But size alone is not the whole story. Just as important is the variety of habitats. A larger island is likely to have more different habitats- forest, grassland, scrub, lakes, marshes- while a small island may offer only a single habitat of sand and palm trees. Islands with multiple habitats, multiple niches, can maintain more species. With just one or two habitats available, the species list is going to be very short.

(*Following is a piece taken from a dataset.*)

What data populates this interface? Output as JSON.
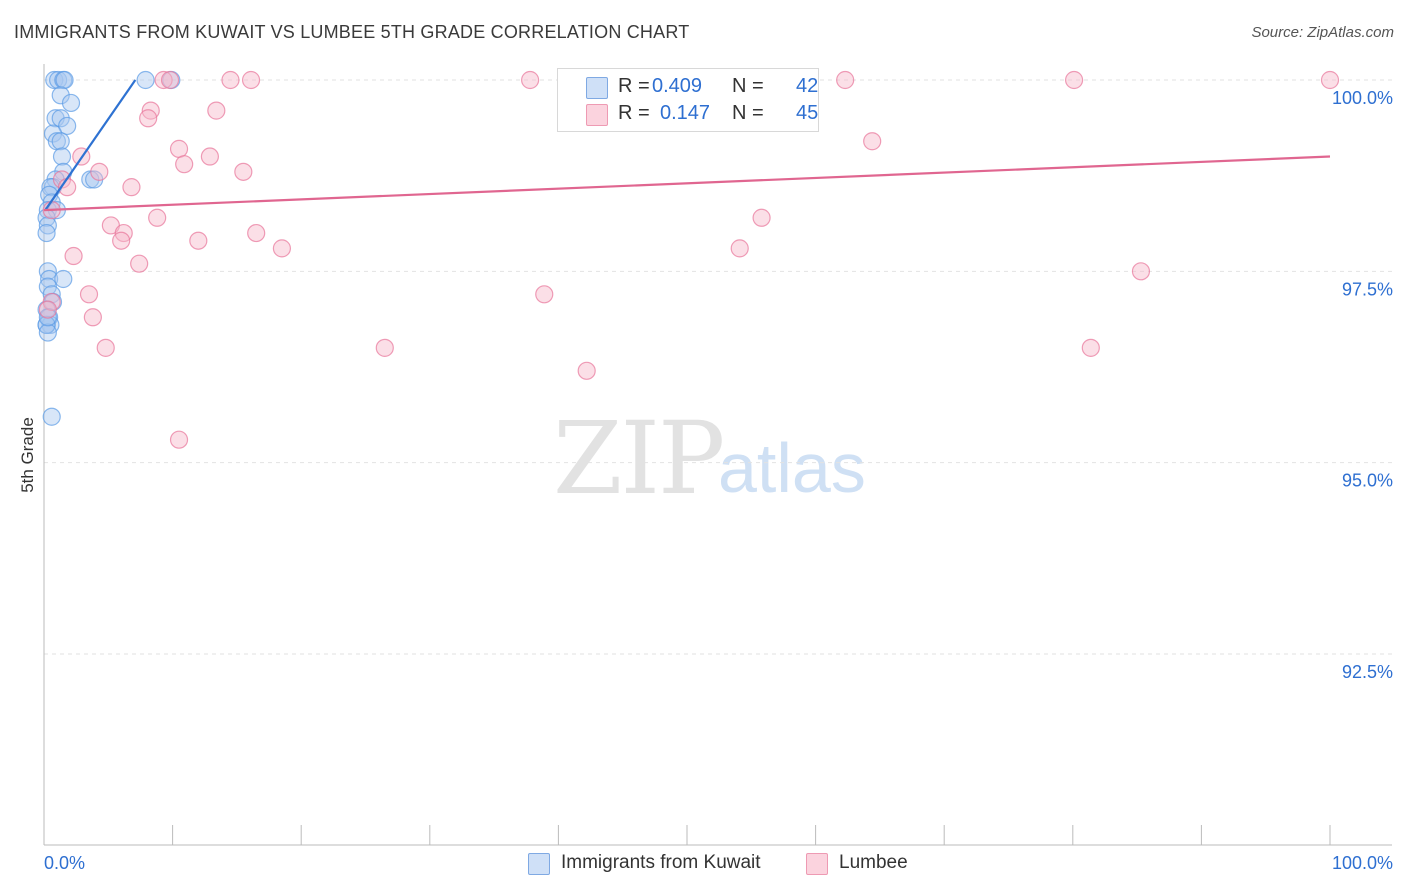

This can be seen by comparing islands that are otherwise the same size- as between coral atolls and volcanic islands, for instance. The Tuamotos Islands and the islands of Tonga both lie in the middle of the south Pacific. Both comprise many small islands with a total land area of about 800 square kilometers, but while the Tuamotos are all coral atolls with a maximum altitude of seven meters, Tonga also includes a couple of volcanic islands, one rising to 1033 meters, offering montane habitat in addition to lowlands. As we’d expect, the bird variety on Tonga- 75 species- is somewhat higher than the 57 species on the Tuamotos.

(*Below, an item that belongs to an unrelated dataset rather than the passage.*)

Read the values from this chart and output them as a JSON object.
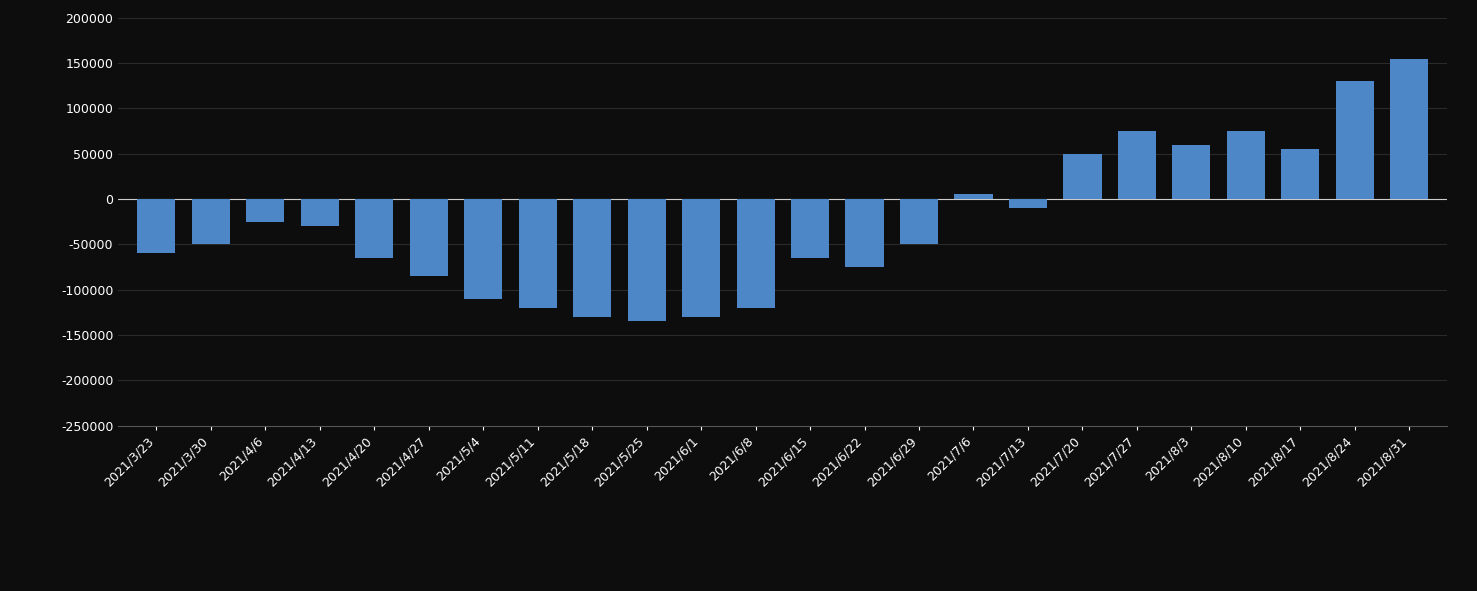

Another important factor is the island’s distance from the mainland or other species sources. Its colonists will have to come from whatever lands are nearby- and oceanic islands, islands farther away from these sources, will receive fewer species- though hardier ones- than will coastal islands closer to species sources, simply because it’s harder, even for a bird, to get to a more distant location. This is why the Hawaiian Islands, ten times the area of the Louisiade Archipelago, has fewer native birds. The Louisiades lie only 200 km from species-rich New Guinea, while the Hawaiian Islands are 3,000 km from anywhere.

So these are the main determinants of island species capacity- size, habitat diversity, and degree of isolation. And it turns out that MacArthur and Wilson’s theory can be applied to other sorts of “islands”, to other geographical areas that are isolated in some way by their surroundings. Just as an island is separated from other land by the ocean, lakes are isolated from other lakes by dry land, so that fish have as great a challenge in colonizing lakes as, say, rodents do in colonizing islands. Mountain tops are islands, separated from other mountain tops by ecologically quite different plains and valleys. And national parks are islands of original habitat isolated by the human developments around them.

Today, such areas as national parks, forest preserves and other protected natural areas are increasingly becoming isolated fragments in a clipped and cultivated world. And it with these that lessons learned from the studies of island biogeography are being applied. In our western parks, for instance, the successful re-introduction and management of large mammals like the wolf and birds like the California condor depend on research into territorial demands and ecological requirements, crucial population sizes, and individual emigration to surrounding areas, where the impact on humans can be significant.